Ese viejecito, sentado en un banco durante toda la novela, despotricando contra la vida y solicitando una muerte que nunca llega, dibuja con sus protestas algunos de los pasajes más bellos y, a la vez, más despiadados, sarcásticos y divertidos que se hayan escrito.
El universo de Fernando Vallejo se odia o se ama (generalmente se odia), no hay medias tintas. ¿Cómo podría haberlas cuando se toman al dolor extremo y a la muerte de la mano y se bromea con ellos sin por ello caer, a pesar del terreno tan resbaladizo que se pisa, en ninguna forma de frivolización?
Hará un mes o así que, en el Facebook de Ricardo Menéndez Salmón, alguien ponía de vuelta y media a la obra de Vallejo, decía que estaba llena de lugares comunes.
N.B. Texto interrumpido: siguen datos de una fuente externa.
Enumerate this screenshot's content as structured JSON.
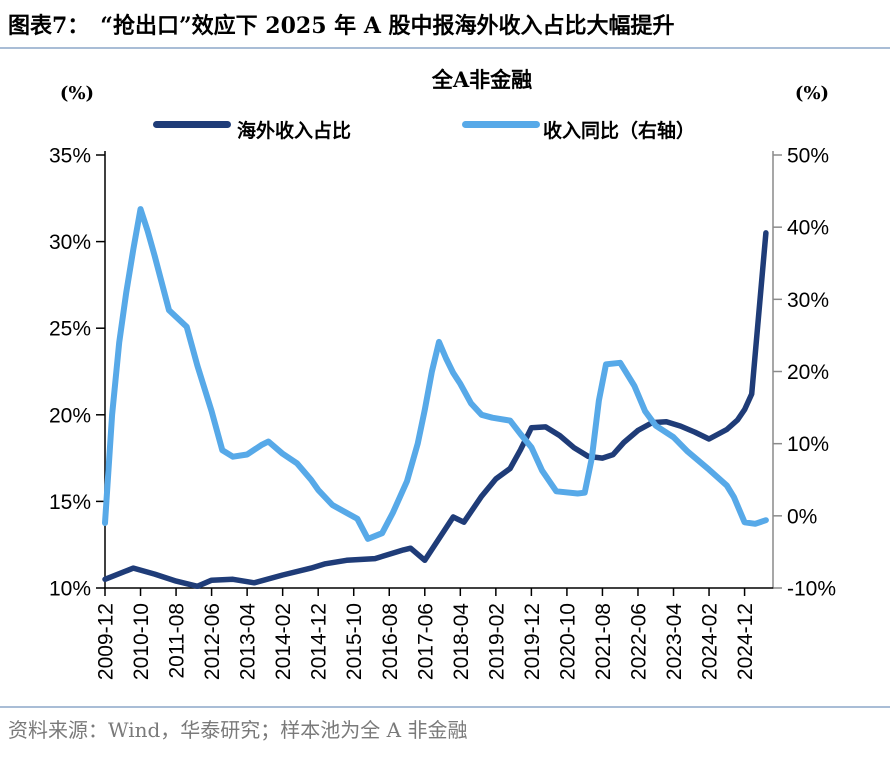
{
  "header": {
    "title": "图表7：　“抢出口”效应下 2025 年 A 股中报海外收入占比大幅提升"
  },
  "chart": {
    "subtitle": "全A非金融",
    "left_axis_unit": "(%)",
    "right_axis_unit": "(%)",
    "legend": [
      {
        "label": "海外收入占比",
        "color": "#1f3c78"
      },
      {
        "label": "收入同比（右轴）",
        "color": "#57a9e8"
      }
    ]
  },
  "footer": {
    "source": "资料来源：Wind，华泰研究；样本池为全 A 非金融"
  },
  "colors": {
    "series_dark_navy": "#1f3c78",
    "series_light_blue": "#57a9e8",
    "divider_rule": "#a9bdd6",
    "axis_black": "#000000",
    "right_axis_gray": "#8a8a8a",
    "footer_gray": "#7a7a7a"
  },
  "chart_data": {
    "type": "line",
    "title": "全A非金融",
    "grid": false,
    "legend_position": "top",
    "x_tick_labels": [
      "2009-12",
      "2010-10",
      "2011-08",
      "2012-06",
      "2013-04",
      "2014-02",
      "2014-12",
      "2015-10",
      "2016-08",
      "2017-06",
      "2018-04",
      "2019-02",
      "2019-12",
      "2020-10",
      "2021-08",
      "2022-06",
      "2023-04",
      "2024-02",
      "2024-12"
    ],
    "x_tick_interval_months": 10,
    "x_total_months": 188,
    "left_axis": {
      "label": "(%)",
      "min": 10,
      "max": 35,
      "ticks": [
        35,
        30,
        25,
        20,
        15,
        10
      ],
      "tick_labels": [
        "35%",
        "30%",
        "25%",
        "20%",
        "15%",
        "10%"
      ]
    },
    "right_axis": {
      "label": "(%)",
      "min": -10,
      "max": 50,
      "ticks": [
        50,
        40,
        30,
        20,
        10,
        0,
        -10
      ],
      "tick_labels": [
        "50%",
        "40%",
        "30%",
        "20%",
        "10%",
        "0%",
        "-10%"
      ]
    },
    "series": [
      {
        "name": "海外收入占比",
        "axis": "left",
        "color": "#1f3c78",
        "stroke_width": 5.5,
        "points": [
          [
            "2009-12",
            10.5
          ],
          [
            "2010-08",
            11.15
          ],
          [
            "2011-02",
            10.8
          ],
          [
            "2011-08",
            10.4
          ],
          [
            "2012-02",
            10.1
          ],
          [
            "2012-06",
            10.45
          ],
          [
            "2012-12",
            10.5
          ],
          [
            "2013-06",
            10.3
          ],
          [
            "2014-02",
            10.75
          ],
          [
            "2014-10",
            11.15
          ],
          [
            "2015-02",
            11.4
          ],
          [
            "2015-08",
            11.6
          ],
          [
            "2016-04",
            11.7
          ],
          [
            "2016-12",
            12.2
          ],
          [
            "2017-02",
            12.3
          ],
          [
            "2017-06",
            11.6
          ],
          [
            "2018-02",
            14.1
          ],
          [
            "2018-05",
            13.8
          ],
          [
            "2018-10",
            15.3
          ],
          [
            "2019-02",
            16.3
          ],
          [
            "2019-06",
            16.9
          ],
          [
            "2019-09",
            18.0
          ],
          [
            "2019-12",
            19.25
          ],
          [
            "2020-04",
            19.3
          ],
          [
            "2020-08",
            18.8
          ],
          [
            "2020-12",
            18.1
          ],
          [
            "2021-04",
            17.6
          ],
          [
            "2021-08",
            17.5
          ],
          [
            "2021-11",
            17.7
          ],
          [
            "2022-02",
            18.4
          ],
          [
            "2022-06",
            19.1
          ],
          [
            "2022-10",
            19.55
          ],
          [
            "2023-02",
            19.6
          ],
          [
            "2023-06",
            19.35
          ],
          [
            "2023-10",
            19.0
          ],
          [
            "2024-02",
            18.6
          ],
          [
            "2024-07",
            19.15
          ],
          [
            "2024-10",
            19.7
          ],
          [
            "2024-12",
            20.3
          ],
          [
            "2025-02",
            21.2
          ],
          [
            "2025-06",
            30.5
          ]
        ]
      },
      {
        "name": "收入同比（右轴）",
        "axis": "right",
        "color": "#57a9e8",
        "stroke_width": 6,
        "points": [
          [
            "2009-12",
            -1.0
          ],
          [
            "2010-02",
            14.0
          ],
          [
            "2010-04",
            24.0
          ],
          [
            "2010-06",
            31.0
          ],
          [
            "2010-08",
            37.0
          ],
          [
            "2010-10",
            42.5
          ],
          [
            "2010-12",
            39.5
          ],
          [
            "2011-02",
            36.0
          ],
          [
            "2011-06",
            28.5
          ],
          [
            "2011-11",
            26.2
          ],
          [
            "2012-02",
            20.8
          ],
          [
            "2012-06",
            14.5
          ],
          [
            "2012-09",
            9.1
          ],
          [
            "2012-12",
            8.2
          ],
          [
            "2013-04",
            8.5
          ],
          [
            "2013-08",
            9.8
          ],
          [
            "2013-10",
            10.3
          ],
          [
            "2014-02",
            8.6
          ],
          [
            "2014-06",
            7.3
          ],
          [
            "2014-10",
            5.0
          ],
          [
            "2014-12",
            3.6
          ],
          [
            "2015-04",
            1.5
          ],
          [
            "2015-08",
            0.4
          ],
          [
            "2015-11",
            -0.4
          ],
          [
            "2016-02",
            -3.2
          ],
          [
            "2016-06",
            -2.4
          ],
          [
            "2016-09",
            0.4
          ],
          [
            "2017-01",
            4.8
          ],
          [
            "2017-04",
            10.0
          ],
          [
            "2017-06",
            14.7
          ],
          [
            "2017-08",
            20.0
          ],
          [
            "2017-10",
            24.1
          ],
          [
            "2017-12",
            21.8
          ],
          [
            "2018-02",
            19.8
          ],
          [
            "2018-04",
            18.3
          ],
          [
            "2018-07",
            15.6
          ],
          [
            "2018-10",
            14.0
          ],
          [
            "2019-01",
            13.6
          ],
          [
            "2019-06",
            13.2
          ],
          [
            "2019-09",
            11.3
          ],
          [
            "2019-12",
            9.5
          ],
          [
            "2020-03",
            6.3
          ],
          [
            "2020-07",
            3.4
          ],
          [
            "2021-01",
            3.1
          ],
          [
            "2021-03",
            3.2
          ],
          [
            "2021-05",
            8.0
          ],
          [
            "2021-07",
            16.0
          ],
          [
            "2021-09",
            21.0
          ],
          [
            "2022-01",
            21.2
          ],
          [
            "2022-05",
            18.0
          ],
          [
            "2022-08",
            14.5
          ],
          [
            "2022-11",
            12.5
          ],
          [
            "2023-04",
            10.9
          ],
          [
            "2023-08",
            8.9
          ],
          [
            "2024-02",
            6.4
          ],
          [
            "2024-07",
            4.2
          ],
          [
            "2024-09",
            2.6
          ],
          [
            "2024-12",
            -0.9
          ],
          [
            "2025-03",
            -1.1
          ],
          [
            "2025-06",
            -0.6
          ]
        ]
      }
    ]
  }
}
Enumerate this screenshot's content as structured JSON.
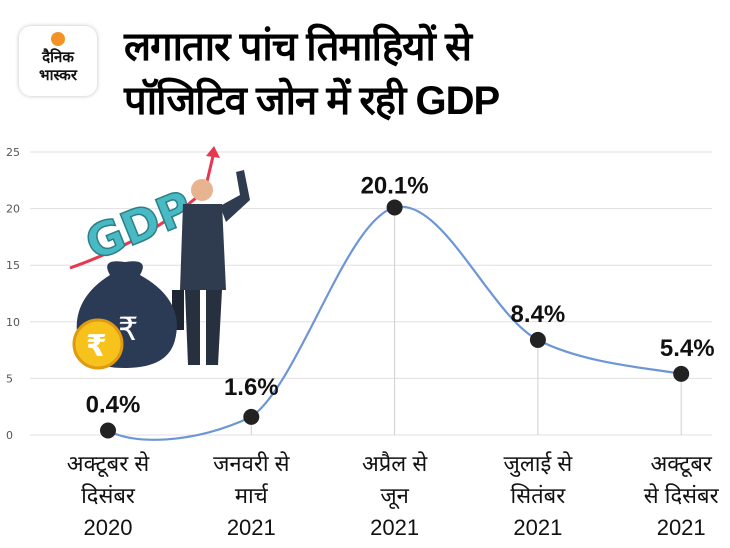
{
  "logo": {
    "line1": "दैनिक",
    "line2": "भास्कर"
  },
  "header": {
    "title_line1": "लगातार पांच तिमाहियों से",
    "title_line2": "पॉजिटिव जोन में रही GDP"
  },
  "illustration": {
    "text": "GDP",
    "coin_symbol": "₹"
  },
  "colors": {
    "line": "#6d96d6",
    "point": "#222222",
    "grid": "#e0e0e0",
    "arrow": "#e8384f",
    "gdp_text": "#49b9c4"
  },
  "chart_data": {
    "type": "line",
    "title": "लगातार पांच तिमाहियों से पॉजिटिव जोन में रही GDP",
    "categories": [
      [
        "अक्टूबर से",
        "दिसंबर",
        "2020"
      ],
      [
        "जनवरी से",
        "मार्च",
        "2021"
      ],
      [
        "अप्रैल से",
        "जून",
        "2021"
      ],
      [
        "जुलाई से",
        "सितंबर",
        "2021"
      ],
      [
        "अक्टूबर",
        "से दिसंबर",
        "2021"
      ]
    ],
    "values": [
      0.4,
      1.6,
      20.1,
      8.4,
      5.4
    ],
    "data_labels": [
      "0.4%",
      "1.6%",
      "20.1%",
      "8.4%",
      "5.4%"
    ],
    "ylim": [
      0,
      25
    ],
    "yticks": [
      "0",
      "5",
      "10",
      "15",
      "20",
      "25"
    ],
    "grid": true,
    "smooth": true
  }
}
Ricardo lo rebatió como hace él, que por algo es filósofo, ubicando El don de la vida entre corrientes de pensamiento y ofreciendo teorías ontológicas sobre el posicionamiento de Vallejo ante la vida y la muerte. Recuerdo que dijo, también, que las páginas de este libro, una verdadera apología de la no-vida, estaban colmadas de vida. Me quedo con eso, yo no lo hubiera expresado mejor. Acabáramos, diría Juan Aparicio Belmonte, también en Facebook.
Aunque yo no sería capaz de expresarlo tan bien, sí me gustaría añadir algo: el lugar más común del mundo, precisamente, es el contrario, el de la celebración de la vida. Y, finalmente, sale Vargas Llosa: «Vale la pena vivir, aunque solo sea porque sin la vida no podríamos leer ni fantasear historias». Aquí, el flamante premio Nobel expresa lo que casi todo el mundo piensa. Ese es el verdadero lugar común; afortunadamente.